As we go back to school, the school year will shift from 2019 to 2020, and as surely as every election season I have ever moderated since 1992, academia will shift into ever higher gears of intolerance and rejectionism toward the Republican President. This behavior is a violation of the public trust. Trustees of universities who fail to hold their administrations accountable on this misconduct should expect more Oberlin-like lawsuits, and the billions of dollars in university endowments that will come to fill the pockets of victims who have their civil rights violated by these institutional abuses. The public must begin to re-engage college campuses. We need to understand that there is not a particular political agenda, ideology, or bias. What is now institutionally true at universities is a desire to reject, replace, and defeat Republicans as President. Any Republican who is opposed to President Trump is obviously welcome on most campuses.
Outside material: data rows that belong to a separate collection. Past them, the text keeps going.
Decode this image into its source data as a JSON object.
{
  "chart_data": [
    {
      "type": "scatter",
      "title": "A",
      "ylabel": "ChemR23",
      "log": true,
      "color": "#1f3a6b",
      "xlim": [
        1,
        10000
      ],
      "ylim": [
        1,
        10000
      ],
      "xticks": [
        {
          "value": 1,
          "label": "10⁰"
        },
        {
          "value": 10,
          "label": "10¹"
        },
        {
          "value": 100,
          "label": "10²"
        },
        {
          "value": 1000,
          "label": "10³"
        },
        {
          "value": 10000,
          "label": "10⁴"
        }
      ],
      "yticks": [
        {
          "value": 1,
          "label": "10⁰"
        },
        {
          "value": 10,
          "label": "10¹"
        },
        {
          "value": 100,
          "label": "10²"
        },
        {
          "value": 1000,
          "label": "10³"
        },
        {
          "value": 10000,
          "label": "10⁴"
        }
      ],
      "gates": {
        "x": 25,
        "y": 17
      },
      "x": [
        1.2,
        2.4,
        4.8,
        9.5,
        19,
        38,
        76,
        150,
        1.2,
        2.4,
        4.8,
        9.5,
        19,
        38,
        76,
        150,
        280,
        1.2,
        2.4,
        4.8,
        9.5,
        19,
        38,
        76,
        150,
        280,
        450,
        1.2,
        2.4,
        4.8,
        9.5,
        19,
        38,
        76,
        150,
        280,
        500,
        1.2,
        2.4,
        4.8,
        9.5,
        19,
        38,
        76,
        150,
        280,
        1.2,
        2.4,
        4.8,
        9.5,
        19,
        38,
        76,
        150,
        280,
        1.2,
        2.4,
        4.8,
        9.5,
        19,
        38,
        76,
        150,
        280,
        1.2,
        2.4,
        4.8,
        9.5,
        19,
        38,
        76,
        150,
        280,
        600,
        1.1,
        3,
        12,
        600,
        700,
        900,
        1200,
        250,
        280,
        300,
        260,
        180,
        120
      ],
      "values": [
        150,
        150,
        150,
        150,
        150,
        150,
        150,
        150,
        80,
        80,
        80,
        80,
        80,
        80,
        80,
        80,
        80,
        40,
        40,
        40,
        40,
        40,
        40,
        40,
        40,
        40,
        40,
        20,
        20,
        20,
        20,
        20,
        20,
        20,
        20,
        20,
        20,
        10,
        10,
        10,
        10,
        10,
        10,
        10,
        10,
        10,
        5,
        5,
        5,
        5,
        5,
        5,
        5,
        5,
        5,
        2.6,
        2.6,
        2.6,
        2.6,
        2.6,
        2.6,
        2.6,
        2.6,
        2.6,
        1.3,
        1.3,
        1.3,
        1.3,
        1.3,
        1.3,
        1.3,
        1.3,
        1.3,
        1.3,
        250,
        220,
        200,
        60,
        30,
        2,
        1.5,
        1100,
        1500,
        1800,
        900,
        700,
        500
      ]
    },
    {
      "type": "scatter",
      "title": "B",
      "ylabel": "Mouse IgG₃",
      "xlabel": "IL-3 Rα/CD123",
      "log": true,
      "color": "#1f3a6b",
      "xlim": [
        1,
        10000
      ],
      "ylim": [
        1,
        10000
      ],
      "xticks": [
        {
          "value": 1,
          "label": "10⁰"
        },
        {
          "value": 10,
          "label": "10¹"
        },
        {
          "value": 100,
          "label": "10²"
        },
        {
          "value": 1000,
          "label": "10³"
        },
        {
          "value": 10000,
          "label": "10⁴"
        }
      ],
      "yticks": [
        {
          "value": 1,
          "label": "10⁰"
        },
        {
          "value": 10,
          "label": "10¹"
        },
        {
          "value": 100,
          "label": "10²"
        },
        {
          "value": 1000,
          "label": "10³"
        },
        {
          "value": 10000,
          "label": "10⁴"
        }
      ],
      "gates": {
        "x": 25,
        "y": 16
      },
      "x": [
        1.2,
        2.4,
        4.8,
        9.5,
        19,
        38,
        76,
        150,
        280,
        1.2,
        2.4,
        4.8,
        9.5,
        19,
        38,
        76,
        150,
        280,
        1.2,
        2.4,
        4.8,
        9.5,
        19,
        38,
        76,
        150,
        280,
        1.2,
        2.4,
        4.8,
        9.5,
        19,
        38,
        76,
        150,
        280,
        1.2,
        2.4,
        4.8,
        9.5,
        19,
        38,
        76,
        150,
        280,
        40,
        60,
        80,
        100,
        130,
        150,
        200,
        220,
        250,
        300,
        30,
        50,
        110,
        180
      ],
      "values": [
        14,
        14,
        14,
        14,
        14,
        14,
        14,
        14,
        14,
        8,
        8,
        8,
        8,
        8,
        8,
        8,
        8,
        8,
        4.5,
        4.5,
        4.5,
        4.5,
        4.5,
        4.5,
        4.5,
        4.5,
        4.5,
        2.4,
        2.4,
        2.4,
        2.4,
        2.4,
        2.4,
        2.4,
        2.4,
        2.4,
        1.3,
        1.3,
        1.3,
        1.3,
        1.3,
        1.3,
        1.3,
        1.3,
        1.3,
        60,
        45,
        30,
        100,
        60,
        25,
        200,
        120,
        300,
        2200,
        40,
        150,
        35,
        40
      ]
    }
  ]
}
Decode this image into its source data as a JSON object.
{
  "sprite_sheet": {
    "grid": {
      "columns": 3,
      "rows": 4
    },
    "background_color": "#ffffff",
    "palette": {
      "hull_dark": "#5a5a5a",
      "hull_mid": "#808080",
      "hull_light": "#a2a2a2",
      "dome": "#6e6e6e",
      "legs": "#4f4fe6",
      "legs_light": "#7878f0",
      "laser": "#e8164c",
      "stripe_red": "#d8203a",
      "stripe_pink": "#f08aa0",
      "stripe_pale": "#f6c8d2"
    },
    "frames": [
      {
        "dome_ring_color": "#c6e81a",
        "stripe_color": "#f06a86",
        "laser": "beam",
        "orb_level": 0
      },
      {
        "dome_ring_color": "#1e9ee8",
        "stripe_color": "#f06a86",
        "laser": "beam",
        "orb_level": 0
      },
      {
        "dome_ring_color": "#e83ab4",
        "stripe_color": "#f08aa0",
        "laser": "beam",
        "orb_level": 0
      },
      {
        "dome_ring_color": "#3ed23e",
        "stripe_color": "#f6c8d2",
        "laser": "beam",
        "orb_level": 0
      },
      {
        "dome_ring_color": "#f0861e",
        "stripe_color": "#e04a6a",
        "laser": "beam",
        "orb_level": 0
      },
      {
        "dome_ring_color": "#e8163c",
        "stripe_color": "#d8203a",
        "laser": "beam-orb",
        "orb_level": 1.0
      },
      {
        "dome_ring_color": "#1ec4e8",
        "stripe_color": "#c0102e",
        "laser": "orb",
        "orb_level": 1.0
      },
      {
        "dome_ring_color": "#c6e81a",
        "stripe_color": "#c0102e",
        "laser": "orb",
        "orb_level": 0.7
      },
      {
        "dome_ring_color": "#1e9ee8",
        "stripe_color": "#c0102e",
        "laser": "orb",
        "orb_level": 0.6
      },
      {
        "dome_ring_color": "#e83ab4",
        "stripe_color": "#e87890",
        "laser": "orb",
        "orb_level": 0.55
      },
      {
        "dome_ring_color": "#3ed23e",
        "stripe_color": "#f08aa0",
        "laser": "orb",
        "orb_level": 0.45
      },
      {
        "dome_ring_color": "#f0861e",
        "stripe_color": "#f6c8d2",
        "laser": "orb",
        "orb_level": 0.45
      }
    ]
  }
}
In fact, such voices would be highly appreciated by reactionary campus leadership. In a First Amendment-bound view of civil rights, students and student groups who support the Republican President have the same assembly and expression rights as groups opposed. Universities must hold that line. If they do not, the public must exert on the trustees of that university pressure to clarify the necessary relationship to public trust. Returning to my original story from the 1980s, when the waitress returned with our paid receipt for the meal in Oklahoma, she said to our group of debaters, “By the way, Pizza Hut is owned by the Pepsi Corporation.” The debaters fumed and I smiled at this independent waitress who refused to be politically bullied. We need her courage today.
Ben Voth is an associate professor and director of speech and debate at Southern Methodist University in Dallas, Texas.